Com a valorização da magreza extrema e as canetas emagrecedoras em alta, qualquer pessoa que foge do padrão é considerada errada, mesmo que ela seja uma das artistas mais talentosas do mundo. O corpo da Beyoncé foi alvo de críticas por uma simples aparição e acende um alerta: estamos retrocedendo e voltando ao julgamento do corpo tão comum nos anos 2000?

Com a nova corrida pelo emagrecimento rápido, parece que só há espaço para o corpo extremamente magro. A popularização dos medicamentos, impulsionada pelo acesso mais fácil e pela viralização nas redes, fez celebridades e pessoas comuns aparecerem com muitos quilos a menos em um curto espaço de tempo.
Para se ter uma ideia, o mercado global desses medicamentos foi estimado em US$ 13,84 bilhões em 2024, com projeção de alcançar US$ 48,84 bilhões até 2030, segundo a Grand View Research. Não é apenas um crescimento de consumo: é uma reorganização da forma como a sociedade enxerga (e valoriza) determinados corpos.
Esse movimento impacta tudo: das buscas por roupas, que estão cada vez menores, a uma nova percepção coletiva do que seria o “corpo ideal”. O “corpo de Ozempic” foi rapidamente naturalizado, enquanto qualquer pessoa que não se enquadra nele passa a ser julgada.

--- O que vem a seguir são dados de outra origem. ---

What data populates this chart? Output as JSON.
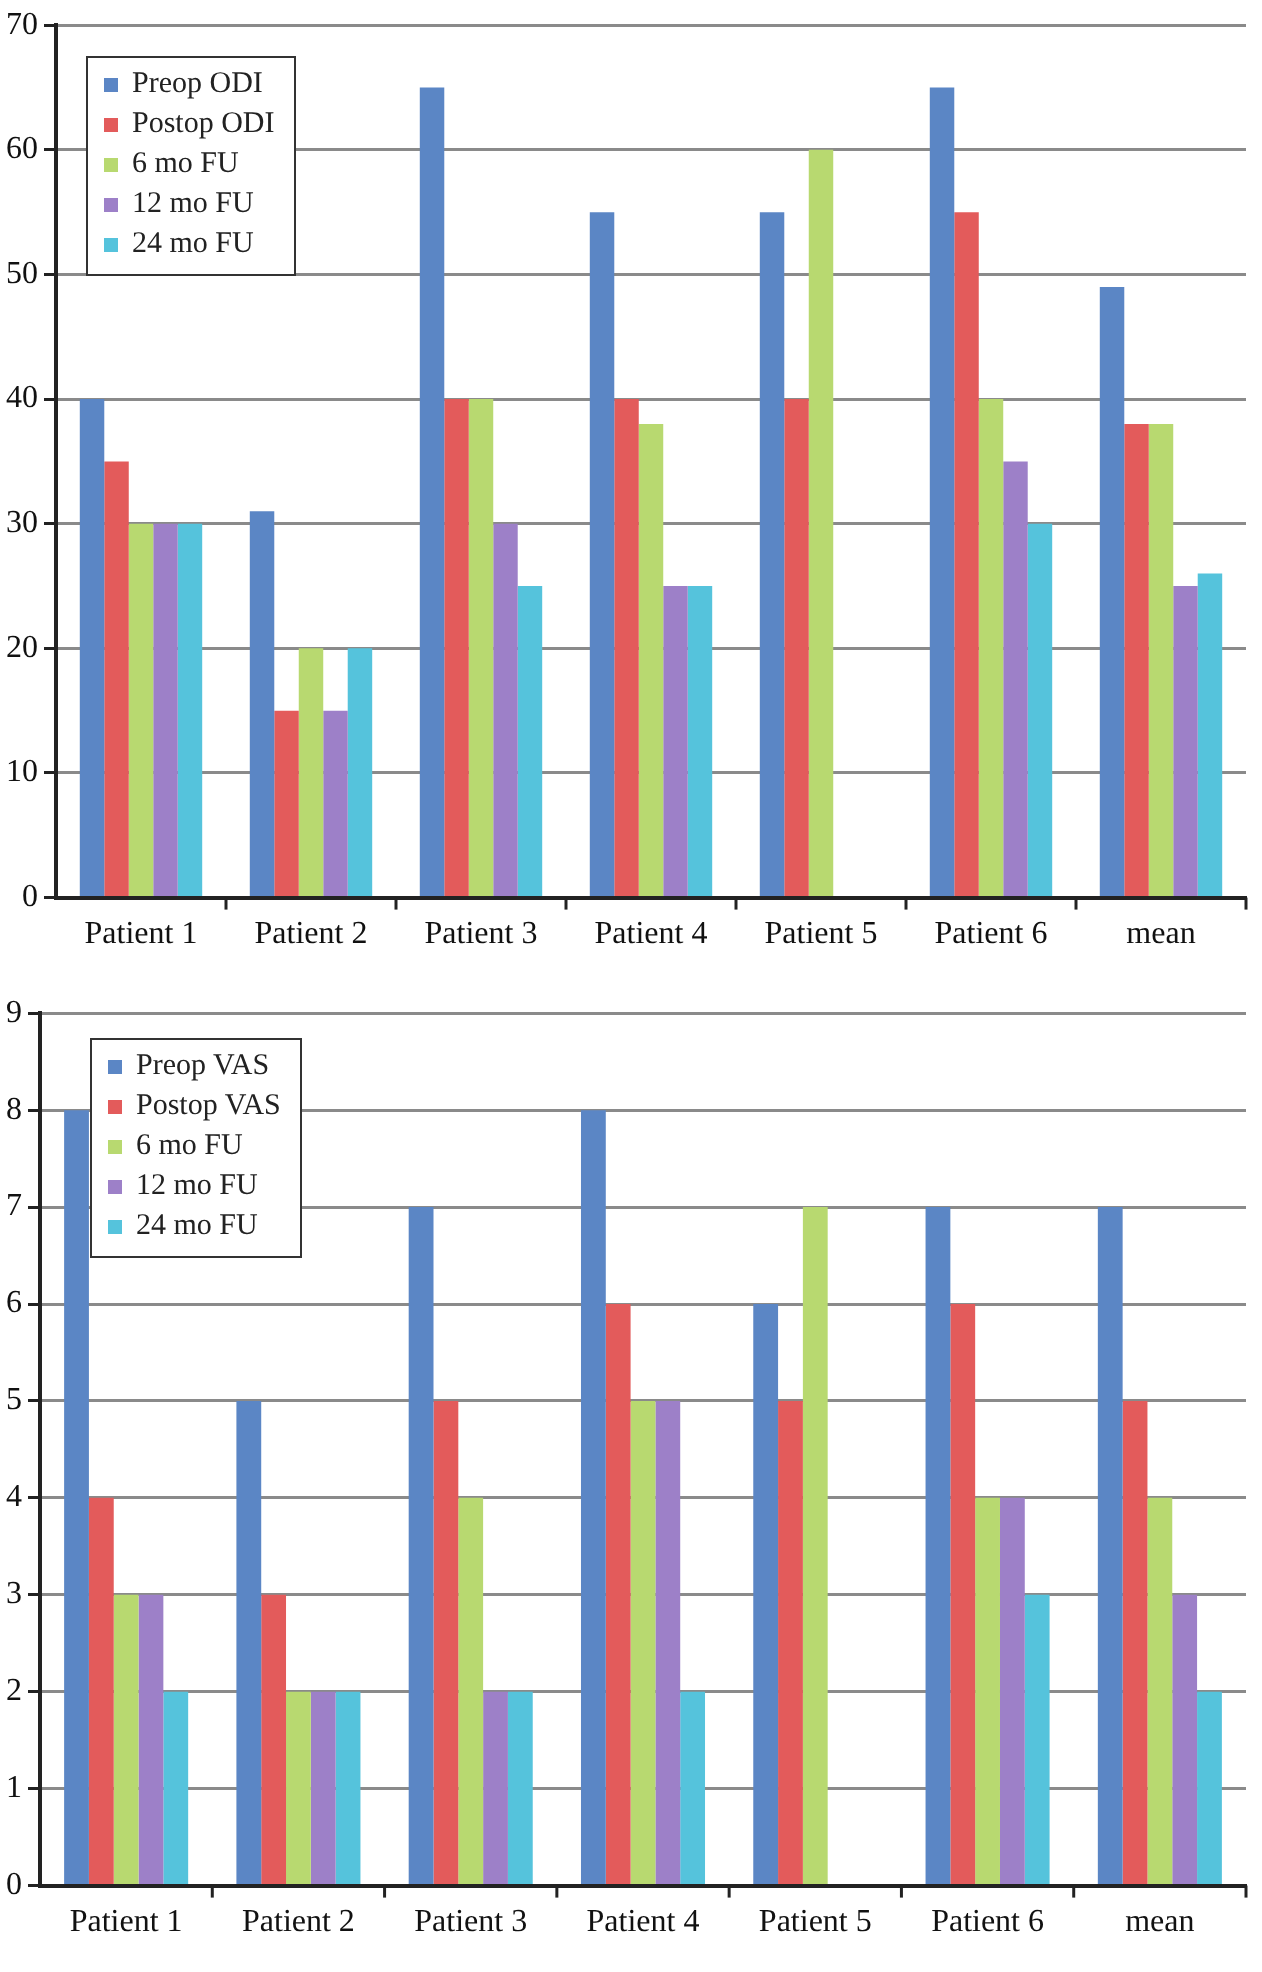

o corpo da Beyoncé no GP de Las Vegas
A cantora compareceu ao Grande Prêmio de Las Vegas com um look justo e decotado — e isso bastou para ser atacada nas redes sociais. Comentários sobre o peso, os seios e as coxas tomaram conta das timelines, como se existisse algo de errado em Beyoncé simplesmente existir fora do padrão estético do momento.
O corpo da Beyoncé sempre foi politizado, desde o início da carreira. Suas curvas nunca se encaixaram na estética “magérrima” dos anos 2000, e isso tem muito a ver também com como corpos de mulheres negras são lidos pela mídia: hipersexualizados, observados e quase nunca dentro da categoria do “corpo ideal”.
Quando Beyoncé foge da expectativa atual de magreza extrema, o incômodo não é só sobre ela — é sobre um padrão que não tolera outros tipos de corpos.
Esse comportamento de fiscalização corporal lembra o que víamos nos anos 2000. Revistas de fofoca caçavam celulites. Paparazzis registravam “defeitos” com zoom. As mudanças de peso das celebridades eram tratadas como entretenimento.

Com o crescimento do movimento body positive, especialmente a partir de 2015, esse tipo de conteúdo passou a ser criticado. Modelos plus size ganharam espaço, marcas ampliaram tamanhos e parecia que estávamos caminhando para uma moda mais inclusiva.
Mas o retorno estético dos anos 2000 trouxe junto o culto à magreza extrema. E isso aparece nos dados: em 2024, dos 8.763 looks apresentados em 208 desfiles das semanas de moda, apenas 0,8% eram plus size, segundo o report da Vogue. Ou seja: a indústria, que já tinha recuado lentamente em diversidade de corpos, agora parece acelerar na direção contrária.
Se nos anos 2000 a pressão vinha das capas de revista, hoje vem da timeline. TikTok, Instagram e X amplificam discursos gordofóbicos e criam microtendências corporais que mudam mais rápido do que a moda consegue acompanhar.
O resultado? Uma sensação coletiva de inadequação. E um padrão atualizado: agora não basta ser magra, é preciso ser magra com ajuda farmacológica.
Quando até Beyoncé, uma artista que redefiniu música, moda e performance, é reduzida (e julgada) pela forma do próprio corpo, fica claro que o problema não é ela, nem seu peso, nem sua aparência. O corpo da cantora só incomoda porque estamos mirando em um padrão que nunca foi real.